# neue Roccat Tyon lässt sich bewegen aber reagiert nicht auf klicks



## Mr_Hitman (10. Dezember 2015)

*neue Roccat Tyon lässt sich bewegen aber reagiert nicht auf klicks*

Hallo Leute,

habe die neue Roccat Tyon und leider lässt sich die maus zwar bewegen, aber reagiert auf keine klicks. Der Treiber ist auch runtergeladen (maus bewegte sich ja auch ohne treiber). PC ist auch neugestartet. Den Treiber kann ich ja auch normal öffnen und alles einstellen aber er will einfach nicht auf klicks reagieren.

Einstellungen bei der Treibersoftware funktionieren (farbe der maus lässt sich ändern z.b.) auch die Klicks nimmt er war (da gibt es so eine statistik wieviel klicks ich schon gemacht habe). die zählt er also mit. Nur macht Windows nichts.

gruß


----------



## DKK007 (10. Dezember 2015)

*AW: neue Roccat Tyon lässt sich bewegen aber reagiert nicht auf klicks*

Wie sieht es an einem anderen PC aus?


----------



## Mr_Hitman (10. Dezember 2015)

*AW: neue Roccat Tyon lässt sich bewegen aber reagiert nicht auf klicks*

hab die Maus an einem Laptop getestet... das gleiche wie bei meinem desktop PC. die maus lässt sich bewegen nur funktionieren keine tasten.


----------



## FlyingPC (10. Dezember 2015)

*AW: neue Roccat Tyon lässt sich bewegen aber reagiert nicht auf klicks*

Dann vielleicht mal Roccat anschreiben.


----------



## Stryke7 (10. Dezember 2015)

*AW: neue Roccat Tyon lässt sich bewegen aber reagiert nicht auf klicks*

Also wenn gar keine Tasten funktionieren, und das an jedem PC,  so hast du entweder ein irgendwie kaputtes Profil hinterlegt,  oder die Maus hat ein Problem. 

Der erste Verdächtige wäre für mich zwar eigentlich der Treiber, aber dann sollte sie zumeist an anderen PCs mit den Windows Bordtreibern laufen.


----------



## Mr_Hitman (10. Dezember 2015)

*AW: neue Roccat Tyon lässt sich bewegen aber reagiert nicht auf klicks*

dadurch das die tasten an 3 unterschiedlichen Systemen nicht funktioniert haben, werde ich die zurück schicken... außerdem ist Ersatz schon unterwegs (amazon super kundenservice). werde mich melden sobald das neue teil da ist.


----------



## DKK007 (10. Dezember 2015)

*AW: neue Roccat Tyon lässt sich bewegen aber reagiert nicht auf klicks*

Welche Betriebsysteme laufen denn auf den Rechnern?


----------



## krankyphobious (11. Dezember 2015)

*AW: neue Roccat Tyon lässt sich bewegen aber reagiert nicht auf klicks*

Die "Neue" Roccat, aha...die ist schon seit über einem Jahr auf dem Markt (vor 1,5 Jahren vorgestellt) 

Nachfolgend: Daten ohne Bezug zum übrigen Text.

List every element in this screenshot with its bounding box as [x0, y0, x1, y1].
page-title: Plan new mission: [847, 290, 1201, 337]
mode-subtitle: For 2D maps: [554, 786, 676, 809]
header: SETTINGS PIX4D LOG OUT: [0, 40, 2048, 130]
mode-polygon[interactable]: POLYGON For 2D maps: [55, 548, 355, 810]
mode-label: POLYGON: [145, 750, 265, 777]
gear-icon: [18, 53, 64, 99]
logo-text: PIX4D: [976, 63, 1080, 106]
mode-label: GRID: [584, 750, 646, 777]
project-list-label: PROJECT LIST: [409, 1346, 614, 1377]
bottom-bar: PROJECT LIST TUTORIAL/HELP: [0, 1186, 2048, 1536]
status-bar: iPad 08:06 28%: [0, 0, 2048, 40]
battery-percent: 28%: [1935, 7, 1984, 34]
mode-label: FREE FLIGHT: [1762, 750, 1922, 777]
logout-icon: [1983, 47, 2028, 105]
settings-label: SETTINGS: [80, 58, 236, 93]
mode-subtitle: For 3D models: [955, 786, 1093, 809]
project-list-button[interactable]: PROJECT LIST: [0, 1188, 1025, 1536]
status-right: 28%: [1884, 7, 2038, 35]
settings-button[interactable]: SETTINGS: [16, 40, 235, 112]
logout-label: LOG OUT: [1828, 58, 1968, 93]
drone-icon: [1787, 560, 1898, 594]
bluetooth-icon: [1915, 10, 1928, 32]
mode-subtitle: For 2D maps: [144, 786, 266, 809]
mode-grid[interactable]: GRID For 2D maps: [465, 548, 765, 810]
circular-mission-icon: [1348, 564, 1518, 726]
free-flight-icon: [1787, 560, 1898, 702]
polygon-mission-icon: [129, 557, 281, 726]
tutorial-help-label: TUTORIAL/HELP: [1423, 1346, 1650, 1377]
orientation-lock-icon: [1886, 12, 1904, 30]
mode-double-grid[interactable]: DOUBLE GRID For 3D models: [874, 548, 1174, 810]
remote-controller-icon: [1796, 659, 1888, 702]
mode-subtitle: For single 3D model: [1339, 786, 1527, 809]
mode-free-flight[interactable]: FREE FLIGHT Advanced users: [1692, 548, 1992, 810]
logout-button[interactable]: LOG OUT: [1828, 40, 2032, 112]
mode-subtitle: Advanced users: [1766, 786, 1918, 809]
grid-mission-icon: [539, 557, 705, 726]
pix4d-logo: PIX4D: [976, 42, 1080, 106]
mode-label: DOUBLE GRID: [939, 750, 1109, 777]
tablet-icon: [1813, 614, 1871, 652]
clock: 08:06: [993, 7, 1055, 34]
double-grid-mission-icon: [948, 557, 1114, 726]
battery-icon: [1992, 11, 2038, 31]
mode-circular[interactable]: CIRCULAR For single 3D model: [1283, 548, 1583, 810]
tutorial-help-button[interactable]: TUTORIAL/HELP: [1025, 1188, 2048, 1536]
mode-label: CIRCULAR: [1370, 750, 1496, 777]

Hatte ich bis vor zwei tagen auch hier (von Amazon für 69,99€ anstelle von 107€).
Mein Modell funktionierte zwar, war aber für so eine teure Maus furchtbar!
Maustasten links + rechts standen sich immer im Weg (der Spalt zwischen den beiden Tasten war kaum vorhanden).
Und das Mausrad ratterte laut und saß locker.
+ ein sehr gut hörbares lautes ausfedern des DPI-Umschalters.

Ergonomie war zwar generell gut, aber die Mausoberfläche (besonders rechts) bietet bei mir überhaupt keinen Halt.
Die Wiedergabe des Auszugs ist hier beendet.